Firmer world markets and signs euro zone finance ministers are making progress on the details of a rescue package for the debt-ridden countries helped support sentiment, traders said.
“However, apart from stock-specific activity, the overall mood is not promising. We need to wait and see how the situation in Europe unfolds before taking major calls,” said Vaibhav Sanghavi, director of Ambit Capital.
The 30-share BSE index closed up 0.24%, or 40.20 points, at 16,875.76 points, after falling 0.5% at one point. Nineteen of its components advanced. The 50-share NSE index closed 0.1% higher at 5,066.20.
The benchmark, which had shed 2.5% over the previous two sessions, is down 3.9% in May as foreign funds pulled out $665 million, lowering net inflows to $5.9 billion in 2010.
Larsen & Toubro rose 3.3% to Rs1,657.95, its best close in four months, extending the previous day’s gains after the leading engineering and construction firm said it was upbeat about the outlook.
“Potential for revenue upgrades and strong order flows will improve sentiment for L&T in our view,” JPMorgan analysts said in a note, raising the stock to “overweight” from “neutral”. Deutsche Bank upgraded the share to “buy” from “hold”.
On Monday, L&T posted better-than-expected quarterly results and said it expected 20% revenue growth in the current fiscal year due to a pick-up in orders, sending its shares 5% higher.
Oil & Natural Gas Corp climbed 2.2%, after a top government official said India would review its fuel pricing system next month and may allow state-run firms to gradually raise the price of natural gas to level charged by Reliance Industries.
Energy major Reliance Industries, which has the highest weight on the Sensex, added 0.4% to Rs1,020.70. The stock had shed 6% over three previous sessions.
Export-focused outsourcers climbed on hopes their limited exposure to the debt-ridden countries in Europe would not seriously dent their outlook, traders said.
Infosys Technologies and Wipro gained 0.3% and 2.2% respectively after BNP Paribas Securities said on Monday only a fraction of 13-57% revenue that large Indian IT companies get from Europe came from the debt-affected countries there.
“We are therefore leaving our forecasts and our positive sector view unchanged, but will closely watch the developments in Europe,” BNP Paribas said in a note.
Metals stocks such as Sterlite Industries, Hindalco and Tata Steel closed between 0.7% and 1.7% lower as the outlook for metal prices was uncertain.

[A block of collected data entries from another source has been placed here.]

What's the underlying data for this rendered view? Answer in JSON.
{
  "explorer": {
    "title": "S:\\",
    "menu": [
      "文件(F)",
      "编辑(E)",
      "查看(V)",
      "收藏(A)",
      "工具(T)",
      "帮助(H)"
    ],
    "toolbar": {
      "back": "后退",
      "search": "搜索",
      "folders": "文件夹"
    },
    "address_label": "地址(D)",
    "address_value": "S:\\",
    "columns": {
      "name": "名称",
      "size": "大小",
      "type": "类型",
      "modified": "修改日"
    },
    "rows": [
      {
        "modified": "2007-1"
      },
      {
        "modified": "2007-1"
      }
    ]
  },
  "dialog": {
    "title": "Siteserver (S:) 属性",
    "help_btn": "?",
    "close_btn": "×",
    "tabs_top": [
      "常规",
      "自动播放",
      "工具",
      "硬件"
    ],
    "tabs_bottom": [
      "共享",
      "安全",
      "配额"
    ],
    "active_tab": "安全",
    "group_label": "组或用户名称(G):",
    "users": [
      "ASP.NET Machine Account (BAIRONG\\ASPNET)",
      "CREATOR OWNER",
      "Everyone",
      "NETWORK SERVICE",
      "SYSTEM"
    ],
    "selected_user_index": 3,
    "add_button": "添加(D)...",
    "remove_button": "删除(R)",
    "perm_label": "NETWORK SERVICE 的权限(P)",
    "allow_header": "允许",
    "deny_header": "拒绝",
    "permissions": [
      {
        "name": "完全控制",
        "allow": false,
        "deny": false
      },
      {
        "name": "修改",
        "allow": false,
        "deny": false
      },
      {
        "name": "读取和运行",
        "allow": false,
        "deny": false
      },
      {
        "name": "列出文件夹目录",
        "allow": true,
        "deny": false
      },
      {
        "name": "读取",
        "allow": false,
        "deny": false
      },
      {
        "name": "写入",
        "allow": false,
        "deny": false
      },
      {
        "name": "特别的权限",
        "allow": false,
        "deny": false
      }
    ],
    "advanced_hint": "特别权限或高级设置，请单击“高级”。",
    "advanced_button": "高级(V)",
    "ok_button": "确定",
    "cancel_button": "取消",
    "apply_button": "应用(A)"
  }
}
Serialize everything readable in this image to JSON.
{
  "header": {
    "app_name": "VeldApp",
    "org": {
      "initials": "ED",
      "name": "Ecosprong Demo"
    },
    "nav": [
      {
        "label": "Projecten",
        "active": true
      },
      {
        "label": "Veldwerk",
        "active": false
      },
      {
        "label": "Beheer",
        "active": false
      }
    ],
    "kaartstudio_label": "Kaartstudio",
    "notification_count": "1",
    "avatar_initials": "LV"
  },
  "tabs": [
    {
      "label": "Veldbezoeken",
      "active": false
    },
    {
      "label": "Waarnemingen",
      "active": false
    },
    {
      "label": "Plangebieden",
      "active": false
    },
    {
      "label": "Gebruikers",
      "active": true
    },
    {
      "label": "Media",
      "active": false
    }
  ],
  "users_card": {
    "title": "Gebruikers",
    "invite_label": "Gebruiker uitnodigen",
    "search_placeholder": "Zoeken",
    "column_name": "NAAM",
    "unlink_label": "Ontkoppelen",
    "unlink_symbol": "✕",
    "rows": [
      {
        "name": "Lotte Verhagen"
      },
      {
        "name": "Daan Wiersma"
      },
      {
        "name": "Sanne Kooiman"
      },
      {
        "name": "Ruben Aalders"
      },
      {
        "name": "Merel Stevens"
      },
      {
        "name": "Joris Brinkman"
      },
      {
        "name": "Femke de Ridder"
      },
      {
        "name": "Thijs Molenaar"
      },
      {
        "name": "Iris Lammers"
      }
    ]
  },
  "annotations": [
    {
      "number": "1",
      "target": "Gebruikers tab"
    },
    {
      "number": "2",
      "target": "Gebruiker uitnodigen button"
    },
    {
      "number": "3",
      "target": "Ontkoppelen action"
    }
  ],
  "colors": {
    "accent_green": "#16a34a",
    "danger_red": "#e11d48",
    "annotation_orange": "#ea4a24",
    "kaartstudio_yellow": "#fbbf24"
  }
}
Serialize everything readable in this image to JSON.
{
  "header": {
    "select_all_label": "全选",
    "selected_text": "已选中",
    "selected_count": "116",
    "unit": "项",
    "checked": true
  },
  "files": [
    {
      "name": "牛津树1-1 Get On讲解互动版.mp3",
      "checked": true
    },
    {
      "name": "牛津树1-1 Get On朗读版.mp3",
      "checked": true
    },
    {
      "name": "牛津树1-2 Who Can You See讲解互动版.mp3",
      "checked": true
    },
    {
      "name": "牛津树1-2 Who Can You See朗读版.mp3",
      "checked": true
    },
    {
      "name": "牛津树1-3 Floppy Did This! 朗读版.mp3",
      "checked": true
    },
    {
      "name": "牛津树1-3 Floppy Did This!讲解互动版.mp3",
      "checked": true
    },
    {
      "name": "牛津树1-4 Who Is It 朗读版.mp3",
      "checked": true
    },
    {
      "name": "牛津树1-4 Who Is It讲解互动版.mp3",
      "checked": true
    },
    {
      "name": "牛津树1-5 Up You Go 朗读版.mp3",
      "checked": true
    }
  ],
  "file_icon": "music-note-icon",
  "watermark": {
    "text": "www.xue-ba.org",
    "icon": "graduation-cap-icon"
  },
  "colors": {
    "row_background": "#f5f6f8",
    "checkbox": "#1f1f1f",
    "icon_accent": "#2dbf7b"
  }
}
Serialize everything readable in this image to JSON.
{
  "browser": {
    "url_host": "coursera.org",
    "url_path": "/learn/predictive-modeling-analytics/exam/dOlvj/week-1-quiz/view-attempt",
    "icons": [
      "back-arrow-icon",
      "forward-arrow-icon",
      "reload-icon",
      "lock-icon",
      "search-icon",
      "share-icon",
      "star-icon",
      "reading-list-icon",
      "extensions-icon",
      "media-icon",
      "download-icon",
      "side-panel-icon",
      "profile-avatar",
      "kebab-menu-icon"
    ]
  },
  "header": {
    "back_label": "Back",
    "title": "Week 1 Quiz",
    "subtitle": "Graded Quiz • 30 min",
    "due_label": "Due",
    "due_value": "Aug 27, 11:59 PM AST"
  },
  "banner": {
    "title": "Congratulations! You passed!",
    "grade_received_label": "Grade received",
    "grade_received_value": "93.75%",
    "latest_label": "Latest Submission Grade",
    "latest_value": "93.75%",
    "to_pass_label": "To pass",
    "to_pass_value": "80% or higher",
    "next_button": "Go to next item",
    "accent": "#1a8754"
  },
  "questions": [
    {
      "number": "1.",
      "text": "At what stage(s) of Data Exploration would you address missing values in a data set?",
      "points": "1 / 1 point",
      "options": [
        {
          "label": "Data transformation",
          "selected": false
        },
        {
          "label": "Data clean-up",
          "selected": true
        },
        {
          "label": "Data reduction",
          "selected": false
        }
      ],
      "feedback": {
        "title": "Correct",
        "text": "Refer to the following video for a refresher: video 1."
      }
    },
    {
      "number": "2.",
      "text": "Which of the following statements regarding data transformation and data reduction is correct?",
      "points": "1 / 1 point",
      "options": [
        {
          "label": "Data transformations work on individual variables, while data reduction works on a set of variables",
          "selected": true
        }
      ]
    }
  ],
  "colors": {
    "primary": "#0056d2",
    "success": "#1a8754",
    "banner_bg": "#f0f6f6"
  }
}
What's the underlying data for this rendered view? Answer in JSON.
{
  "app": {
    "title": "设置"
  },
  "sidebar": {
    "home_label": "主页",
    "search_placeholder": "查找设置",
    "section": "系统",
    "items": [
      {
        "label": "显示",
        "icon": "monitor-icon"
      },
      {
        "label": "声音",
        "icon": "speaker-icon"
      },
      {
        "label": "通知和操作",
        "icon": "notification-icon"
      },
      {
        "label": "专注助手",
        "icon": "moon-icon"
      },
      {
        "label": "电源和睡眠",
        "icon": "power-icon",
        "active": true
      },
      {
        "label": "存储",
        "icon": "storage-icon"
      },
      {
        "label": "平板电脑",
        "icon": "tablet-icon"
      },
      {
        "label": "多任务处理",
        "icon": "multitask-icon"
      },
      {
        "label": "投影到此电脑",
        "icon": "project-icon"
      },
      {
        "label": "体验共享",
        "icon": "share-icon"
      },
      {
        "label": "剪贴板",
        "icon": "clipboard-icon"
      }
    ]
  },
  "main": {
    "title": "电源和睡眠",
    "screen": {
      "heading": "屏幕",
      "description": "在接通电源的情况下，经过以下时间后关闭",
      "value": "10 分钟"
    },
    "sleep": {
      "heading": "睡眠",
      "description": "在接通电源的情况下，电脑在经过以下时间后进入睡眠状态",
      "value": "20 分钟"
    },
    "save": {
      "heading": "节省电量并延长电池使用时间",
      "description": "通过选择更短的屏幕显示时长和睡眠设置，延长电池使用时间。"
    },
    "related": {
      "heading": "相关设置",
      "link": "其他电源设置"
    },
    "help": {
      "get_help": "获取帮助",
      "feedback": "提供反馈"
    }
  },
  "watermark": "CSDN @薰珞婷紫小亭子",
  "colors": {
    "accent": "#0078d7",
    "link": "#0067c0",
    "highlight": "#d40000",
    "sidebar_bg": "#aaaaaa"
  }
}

Leading mobile operators Bharti Airtel and Reliance Communications, which have been battered by a call tariff war, rose 0.5% and 2.4% respectively.
The stocks, the only two in the benchmark index that declined in 2009, are down 18.6% and 16.1% so far this year.
The telecom sector in India has been hammered by a tariff war, rising competition, high bids for third-generation licences and recent recommendation from the regulator over one-time spectrum fee.
Vodafone Group Plc on Tuesday signalled increasing frustration with its key Indian unit, taking a charge of £2.3 billion due to fierce competition and rapidly escalating spectrum costs.
In the broader market, gainers led losers in a ratio of 1.4:1 on relatively lower volume of 368 million shares.